What’s subsequent for scheduled notebooks
Whereas we’ve addressed the problem of supporting scheduled notebooks in a privacy-aware method, the notebooks which might be in scope for scheduling are restricted to these performing ETL or these performing information evaluation with no different unwanted effects. That is solely a fraction of the notebooks that customers need to ultimately schedule. With a purpose to improve the variety of use instances, we’ll be investing in supporting different clear information sources along with the SQL cell.

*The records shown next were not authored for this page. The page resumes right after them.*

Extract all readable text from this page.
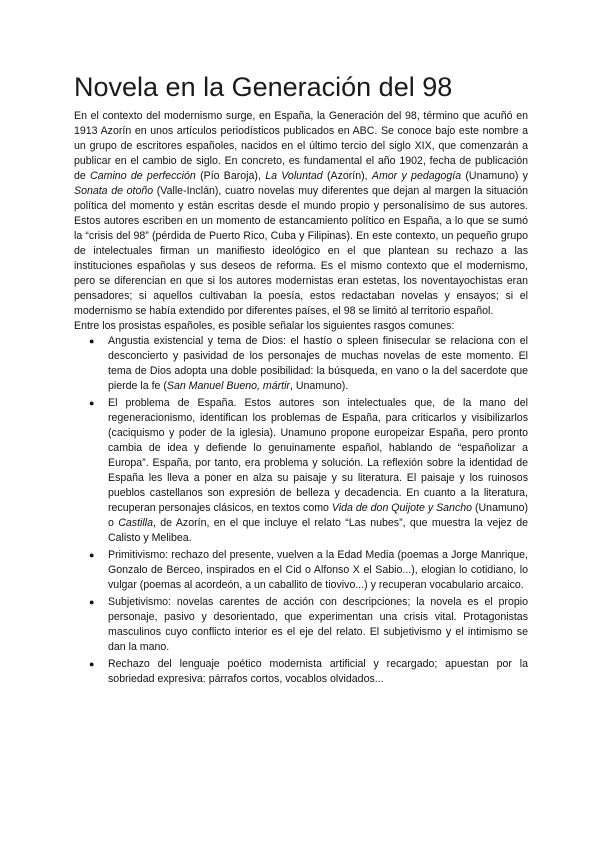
Novela en la Generación del 98

En el contexto del modernismo surge, en España, la Generación del 98, término que acuñó en 1913 Azorín en unos artículos periodísticos publicados en ABC. Se conoce bajo este nombre a un grupo de escritores españoles, nacidos en el último tercio del siglo XIX, que comenzarán a publicar en el cambio de siglo. En concreto, es fundamental el año 1902, fecha de publicación de Camino de perfección (Pío Baroja), La Voluntad (Azorín), Amor y pedagogía (Unamuno) y Sonata de otoño (Valle-Inclán), cuatro novelas muy diferentes que dejan al margen la situación política del momento y están escritas desde el mundo propio y personalísimo de sus autores. Estos autores escriben en un momento de estancamiento político en España, a lo que se sumó la “crisis del 98” (pérdida de Puerto Rico, Cuba y Filipinas). En este contexto, un pequeño grupo de intelectuales firman un manifiesto ideológico en el que plantean su rechazo a las instituciones españolas y sus deseos de reforma. Es el mismo contexto que el modernismo, pero se diferencian en que si los autores modernistas eran estetas, los noventayochistas eran pensadores; si aquellos cultivaban la poesía, estos redactaban novelas y ensayos; si el modernismo se había extendido por diferentes países, el 98 se limitó al territorio español.

Entre los prosistas españoles, es posible señalar los siguientes rasgos comunes:

● Angustia existencial y tema de Dios: el hastío o spleen finisecular se relaciona con el desconcierto y pasividad de los personajes de muchas novelas de este momento. El tema de Dios adopta una doble posibilidad: la búsqueda, en vano o la del sacerdote que pierde la fe (San Manuel Bueno, mártir, Unamuno).
● El problema de España. Estos autores son intelectuales que, de la mano del regeneracionismo, identifican los problemas de España, para criticarlos y visibilizarlos (caciquismo y poder de la iglesia). Unamuno propone europeizar España, pero pronto cambia de idea y defiende lo genuinamente español, hablando de “españolizar a Europa”. España, por tanto, era problema y solución. La reflexión sobre la identidad de España les lleva a poner en alza su paisaje y su literatura. El paisaje y los ruinosos pueblos castellanos son expresión de belleza y decadencia. En cuanto a la literatura, recuperan personajes clásicos, en textos como Vida de don Quijote y Sancho (Unamuno) o Castilla, de Azorín, en el que incluye el relato “Las nubes”, que muestra la vejez de Calisto y Melibea.
● Primitivismo: rechazo del presente, vuelven a la Edad Media (poemas a Jorge Manrique, Gonzalo de Berceo, inspirados en el Cid o Alfonso X el Sabio...), elogian lo cotidiano, lo vulgar (poemas al acordeón, a un caballito de tiovivo...) y recuperan vocabulario arcaico.
● Subjetivismo: novelas carentes de acción con descripciones; la novela es el propio personaje, pasivo y desorientado, que experimentan una crisis vital. Protagonistas masculinos cuyo conflicto interior es el eje del relato. El subjetivismo y el intimismo se dan la mano.
● Rechazo del lenguaje poético modernista artificial y recargado; apuestan por la sobriedad expresiva: párrafos cortos, vocablos olvidados...
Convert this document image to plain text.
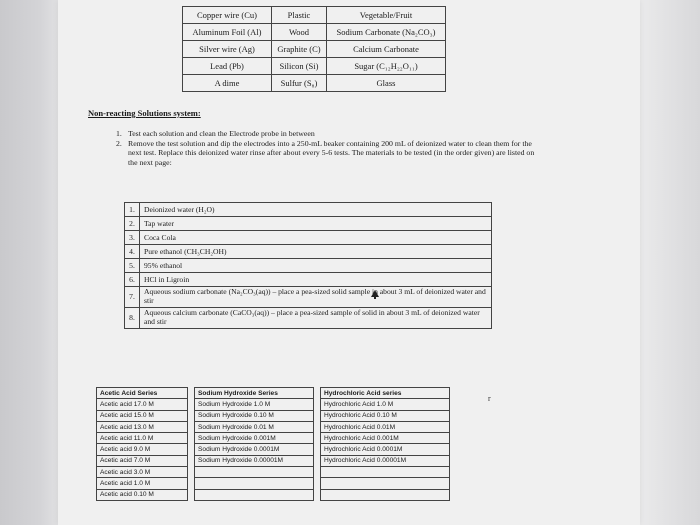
Copper wire (Cu)	Plastic	Vegetable/Fruit
Aluminum Foil (Al)	Wood	Sodium Carbonate (Na₂CO₃)
Silver wire (Ag)	Graphite (C)	Calcium Carbonate
Lead (Pb)	Silicon (Si)	Sugar (C₁₂H₂₂O₁₁)
A dime	Sulfur (S₈)	Glass
Non-reacting Solutions system:
1. Test each solution and clean the Electrode probe in between
2. Remove the test solution and dip the electrodes into a 250-mL beaker containing 200 mL of deionized water to clean them for the next test. Replace this deionized water rinse after about every 5-6 tests. The materials to be tested (in the order given) are listed on the next page:
1.	Deionized water (H₂O)
2.	Tap water
3.	Coca Cola
4.	Pure ethanol (CH₃CH₂OH)
5.	95% ethanol
6.	HCl in Ligroin
7.	Aqueous sodium carbonate (Na₂CO₃(aq)) – place a pea-sized solid sample in about 3 mL of deionized water and stir
8.	Aqueous calcium carbonate (CaCO₃(aq)) – place a pea-sized sample of solid in about 3 mL of deionized water and stir
Acetic Acid Series
Acetic acid 17.0 M
Acetic acid 15.0 M
Acetic acid 13.0 M
Acetic acid 11.0 M
Acetic acid 9.0 M
Acetic acid 7.0 M
Acetic acid 3.0 M
Acetic acid 1.0 M
Acetic acid 0.10 M
Sodium Hydroxide Series
Sodium Hydroxide 1.0 M
Sodium Hydroxide 0.10 M
Sodium Hydroxide 0.01 M
Sodium Hydroxide 0.001M
Sodium Hydroxide 0.0001M
Sodium Hydroxide 0.00001M

Hydrochloric Acid series
Hydrochloric Acid 1.0 M
Hydrochloric Acid 0.10 M
Hydrochloric Acid 0.01M
Hydrochloric Acid 0.001M
Hydrochloric Acid 0.0001M
Hydrochloric Acid 0.00001M

r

We have now additionally begun work on supporting parameterized notebooks in a scheduled setup. The thought is to assist cases the place as an alternative of checking in many notebooks into supply management that solely differ by just a few variables, we as an alternative simply examine in a single pocket book and inject the differentiating parameters throughout runtime.
Lastly, we’ll be engaged on event-based scheduling (along with the time-based method we have now right here) so {that a} scheduled pocket book can even watch for predefined occasions earlier than working. This would come with, for instance, the flexibility to attend till all information sources the pocket book is determined by land earlier than pocket book execution can start.
Acknowledgments
Among the approaches we took had been straight impressed by the work executed on Papermill.